2️⃣ Pub/Sub with Reactive Extensions (Rx)
Reactive Extensions (Rx)
is a library for composing asynchronous and event based programs with observable sequences.
- Uses IObservable (event source) and IObserver (subscriber)
- Provides LINQ-style operators (Where, Select, Buffer) for event streams
- Perfect for in-memory event pipelines and UI scenarios
⚠️ Limitation: Rx is in-memory only. Events vanish when the app stops.
Program.cs
using System;
using System.Reactive.Linq;
using System.Reactive.Subjects;
public record OrderSubmitted(Guid OrderId, string CustomerEmail, decimal Total);
class Program
{
static void Main()
{
var bus = new Subject<OrderSubmitted>();
// Subscriber A
var subA = bus.Subscribe(order =>
Console.WriteLine($"[Email] Send receipt to {order.CustomerEmail}"));
// Subscriber B with filter and transform
var subB = bus
.Where(o => o.Total >= 100)
.Select(o => new { o.OrderId, Vat = o.Total * 0.24m })
.Subscribe(x =>
Console.WriteLine($"[Analytics] Order {x.OrderId}, VAT {x.Vat:F2}"));
// Publish a few messages
bus.OnNext(new OrderSubmitted(Guid.NewGuid(), "*Emails are not allowed*", 79.90m));
bus.OnNext(new OrderSubmitted(Guid.NewGuid(), "*Emails are not allowed*", 149.00m));
bus.OnNext(new OrderSubmitted(Guid.NewGuid(), "*Emails are not allowed*", 220.00m));
bus.OnCompleted();
subA.Dispose();
subB.Dispose();
}
}
3️⃣ Pub/Sub with BlockingCollection
BlockingCollection is a thread safe producer and consumer collection in .NET.
- Supports blocking (consumers wait until data is available)
- Supports bounding (limit capacity to avoid flooding)
- Useful for background workers, pipelines, or batch processors
Program.cs
using System.Collections.Concurrent;
public record OrderSubmitted(Guid OrderId, string CustomerEmail, decimal Total);
class Program
{
static async Task Main()
{
using var queue = new BlockingCollection<OrderSubmitted>(boundedCapacity: 100);
// Subscriber A
var emailTask = Task.Run(() =>
{
foreach (var order in queue.GetConsumingEnumerable())
Console.WriteLine($"[Email] Send receipt to {order.CustomerEmail}");
});
// Subscriber B
var analyticsTask = Task.Run(() =>
{
foreach (var order in queue.GetConsumingEnumerable())
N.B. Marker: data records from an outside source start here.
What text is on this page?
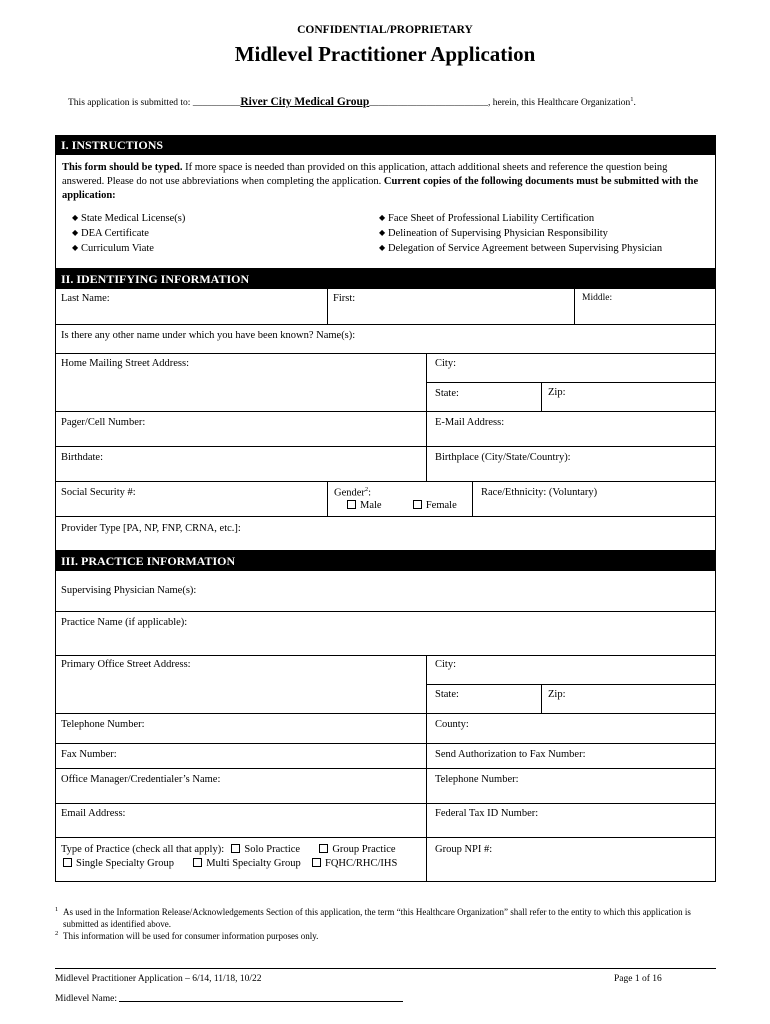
CONFIDENTIAL/PROPRIETARY
Midlevel Practitioner Application
This application is submitted to: __________River City Medical Group_________________________, herein, this Healthcare Organization$^1$.
I. INSTRUCTIONS
This form should be typed. If more space is needed than provided on this application, attach additional sheets and reference the question being answered. Please do not use abbreviations when completing the application. Current copies of the following documents must be submitted with the application:
◆ State Medical License(s)
◆ DEA Certificate
◆ Curriculum Viate
◆ Face Sheet of Professional Liability Certification
◆ Delineation of Supervising Physician Responsibility
◆ Delegation of Service Agreement between Supervising Physician
II. IDENTIFYING INFORMATION
Last Name:	First:	Middle:
Is there any other name under which you have been known? Name(s):
Home Mailing Street Address:	City:
State:	Zip:
Pager/Cell Number:	E-Mail Address:
Birthdate:	Birthplace (City/State/Country):
Social Security #:	Gender$^2$:
Male	Female
Race/Ethnicity: (Voluntary)
Provider Type [PA, NP, FNP, CRNA, etc.]:
III. PRACTICE INFORMATION
Supervising Physician Name(s):
Practice Name (if applicable):
Primary Office Street Address:	City:
State:	Zip:
Telephone Number:	County:
Fax Number:	Send Authorization to Fax Number:
Office Manager/Credentialer’s Name:	Telephone Number:
Email Address:	Federal Tax ID Number:
Type of Practice (check all that apply): Solo Practice	Group Practice
Single Specialty Group	Multi Specialty Group FQHC/RHC/IHS
Group NPI #:
1 As used in the Information Release/Acknowledgements Section of this application, the term “this Healthcare Organization” shall refer to the entity to which this application is submitted as identified above.
2 This information will be used for consumer information purposes only.
Midlevel Practitioner Application – 6/14, 11/18, 10/22	Page 1 of 16
Midlevel Name:
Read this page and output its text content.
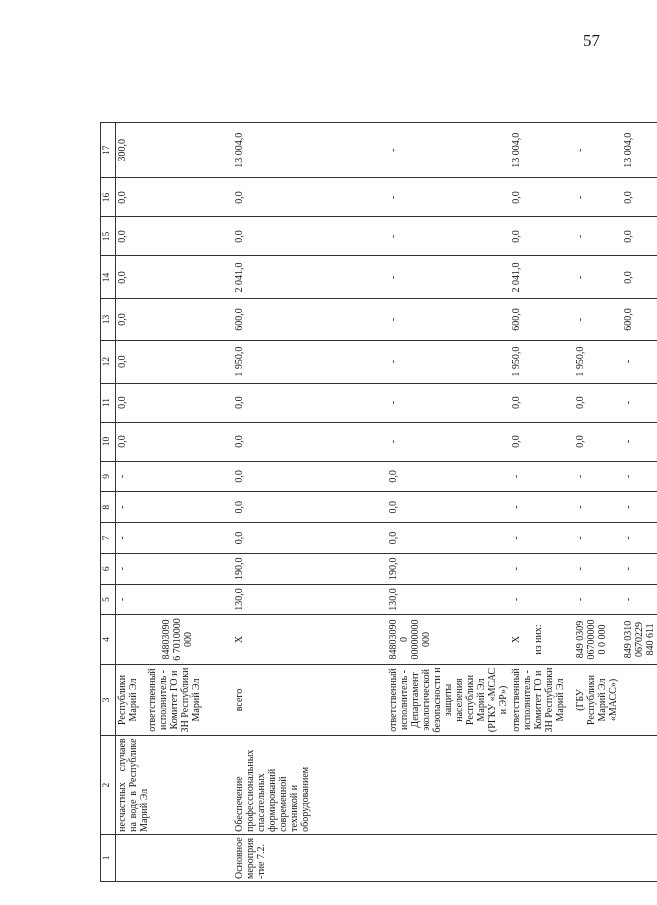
57
1	2	3	4	5	6	7	8	9	10	11	12	13	14	15	16	17
	несчастных случаев на воде в Республике Марий Эл	Республики Марий Эл ответственный исполнитель - Комитет ГО и ЗН Республики Марий Эл	848030906 7010000 000	-	-	-	-	-	0,0	0,0	0,0	0,0	0,0	0,0	0,0	300,0
Основное мероприя-тие 7.2.	Обеспечение профессиональных спасательных формирований современной техникой и оборудованием	всего	X	130,0	190,0	0,0	0,0	0,0	0,0	0,0	1 950,0	600,0	2 041,0	0,0	0,0	13 004,0
		ответственный исполнитель - Департамент экологической безопасности и защиты населения Республики Марий Эл (РГКУ «МСАС и ЭР»)	848030900 00000000 000	130,0	190,0	0,0	0,0	0,0	-	-	-	-	-	-	-	-
		ответственный исполнитель - Комитет ГО и ЗН Республики Марий Эл	X из них:	-	-	-	-	-	0,0	0,0	1 950,0	600,0	2 041,0	0,0	0,0	13 004,0
		(ГБУ Республики Марий Эл «МАСС»)	849 0309 067000000 0 000	-	-	-	-	-	0,0	0,0	1 950,0	-	-	-	-	-
			849 0310 0670229 840 611	-	-	-	-	-	-	-	-	600,0	0,0	0,0	0,0	13 004,0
Console.WriteLine($"[Analytics] Track order {order.OrderId}, total {order.Total}");
});
// Publisher
foreach (var price in new[] { 49.50m, 129.00m, 250.00m, 15.00m })
{
queue.Add(new OrderSubmitted(Guid.NewGuid(), $"user{price}@example.com", price));
}
queue.CompleteAdding();
await Task.WhenAll(emailTask, analyticsTask);
}
}
⚠️ Limitation: Only works inside a single process. No distribution.
References
Microsoft Docs: Worker Services
Microsoft Docs: Publisher-Subscriber Pattern
✅ With these three approaches, you now have the full spectrum of Pub/Sub in .NET:
- Lightweight in-memory streams with Rx and BlockingCollection
- Robust distributed messaging with MassTransit and RabbitMQ
- The Pub/Sub pattern has lasted decades because it makes systems more modular, more scalable, and more resilient to change.